Cascading failures: Lessons from 2003
For a widespread blackout to take place, an equipment failure essentially has to be significant enough to unleash a chain of events.
"There has to be enough failure to cause a significant frequency or voltage excursion, which results in breakers being opened specifically to protect the equipment from damage," Perry said.
The 2003 blackout in the Northeast is an example — and has a cyber component, despite there being no hacker involved.
"The blackout occurred when a [transmission] line overloaded and was not dealt with in a timely manner, causing more lines to overload and trip, generation to trip off in response, more lines to trip, and so forth, until the grid became sufficiently unstable to cascade into a large geographic area outage," said Perry.
The problem was enabled by the failure of two safety features, he said: a FirstEnergy alarm subsystem and the State Estimator at the Midcontinent ISO. But grid officials say lessons from the 2003 event have since been incorporated.
There have been "various controls and safeguards built into the grid to prevent a cascading effect similar to what you saw in 2003," said Cancel.
How the grid recovers
Once utilities have regained control of their systems, recovery looks like it does for any widespread event, say experts. Grid operators have plans that rely on generation with black start capabilities, used to help get large fossil plants back up and running.
These are sometimes hydro, solar or wind units, said Perry, but are more often diesel and gas combustion turbines that can be started with batteries. It can take up to 24 hours for some larger steam-driven plants to get back up and running, he said.
"Look at our response to storms. The industry has a history of being able to respond to disasters."
Manny Cancel
Senior Vice President, North American Electric Reliability Corp., & CEO, NERC's Electricity Information Sharing and Analysis Center
"As the fossil plant is brought up, load is added to keep the unit stable," said Perry. "If things become unbalanced, the newly energized grid can collapse and the process starts all over again."
Recovery from a grid attack will depend on how widespread the impacts are and "the level of damage that has occurred," said Cancel. If hackers have "just found a way to shut down systems, maybe you can recover in short order."
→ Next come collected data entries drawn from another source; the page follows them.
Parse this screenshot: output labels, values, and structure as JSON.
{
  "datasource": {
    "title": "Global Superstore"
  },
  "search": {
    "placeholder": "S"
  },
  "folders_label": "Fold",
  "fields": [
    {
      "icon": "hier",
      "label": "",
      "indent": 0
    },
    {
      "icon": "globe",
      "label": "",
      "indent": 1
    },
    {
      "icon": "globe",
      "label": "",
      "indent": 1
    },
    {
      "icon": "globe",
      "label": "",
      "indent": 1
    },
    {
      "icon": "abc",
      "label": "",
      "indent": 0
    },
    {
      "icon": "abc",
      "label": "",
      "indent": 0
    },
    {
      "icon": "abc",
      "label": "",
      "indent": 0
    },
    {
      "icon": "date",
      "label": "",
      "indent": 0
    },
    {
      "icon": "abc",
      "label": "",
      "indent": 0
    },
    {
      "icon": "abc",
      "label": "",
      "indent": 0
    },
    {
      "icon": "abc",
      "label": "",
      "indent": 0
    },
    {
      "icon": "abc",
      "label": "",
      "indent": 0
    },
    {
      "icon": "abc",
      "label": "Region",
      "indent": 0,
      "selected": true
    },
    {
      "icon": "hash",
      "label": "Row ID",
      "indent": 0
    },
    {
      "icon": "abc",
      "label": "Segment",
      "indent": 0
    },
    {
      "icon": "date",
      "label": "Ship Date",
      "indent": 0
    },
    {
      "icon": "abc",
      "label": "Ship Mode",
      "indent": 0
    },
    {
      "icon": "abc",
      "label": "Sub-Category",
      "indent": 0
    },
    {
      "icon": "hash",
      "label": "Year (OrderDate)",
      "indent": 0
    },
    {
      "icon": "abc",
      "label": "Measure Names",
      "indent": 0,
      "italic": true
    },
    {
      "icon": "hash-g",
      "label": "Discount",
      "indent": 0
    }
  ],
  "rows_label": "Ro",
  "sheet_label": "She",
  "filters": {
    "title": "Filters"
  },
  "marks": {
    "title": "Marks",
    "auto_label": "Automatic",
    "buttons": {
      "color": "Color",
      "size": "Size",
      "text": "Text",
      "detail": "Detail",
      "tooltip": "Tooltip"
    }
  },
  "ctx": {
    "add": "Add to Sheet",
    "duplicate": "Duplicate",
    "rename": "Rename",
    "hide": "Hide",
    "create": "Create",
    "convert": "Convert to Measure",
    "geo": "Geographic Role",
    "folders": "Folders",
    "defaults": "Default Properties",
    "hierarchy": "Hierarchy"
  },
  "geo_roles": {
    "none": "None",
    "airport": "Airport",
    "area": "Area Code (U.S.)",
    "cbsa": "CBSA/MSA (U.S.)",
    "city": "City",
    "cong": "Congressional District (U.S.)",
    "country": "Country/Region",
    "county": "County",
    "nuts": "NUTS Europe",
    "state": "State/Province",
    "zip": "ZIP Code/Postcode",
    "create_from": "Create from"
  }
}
"That being said, the industry has plans and we demonstrate this every day," said Cancel. "Look at our response to storms. The industry has a history of being able to respond to disasters."
Mutual assistance is "the superpower of the industry," said EEI's Aaronson, though it is more frequently considered in terms of storm recovery. The utility sector's Hurricane Ida response, for instance, brought more than 27,000 workers into Mississippi and Louisiana this summer to help restore power.
The Electricity Subsector Coordinating Council (ESCC) runs a cyber mutual assistance program, which helps utilities procure services, personnel and equipment, including replacement of high voltage transformers, in the event of an attack.
The cyber assistance program has more than 170 participants, including electric and and gas utilities and grid operators. According to the ESCC, participants in the program cover approximately 80% of U.S. electricity customers, three-quarters of U.S. gas customers, and another 1.25 million electricity customers in Canada.
"This is an industry that has a culture of mutual assistance. That was a construct that we wanted to leverage for cyberthreats," Aaronson said.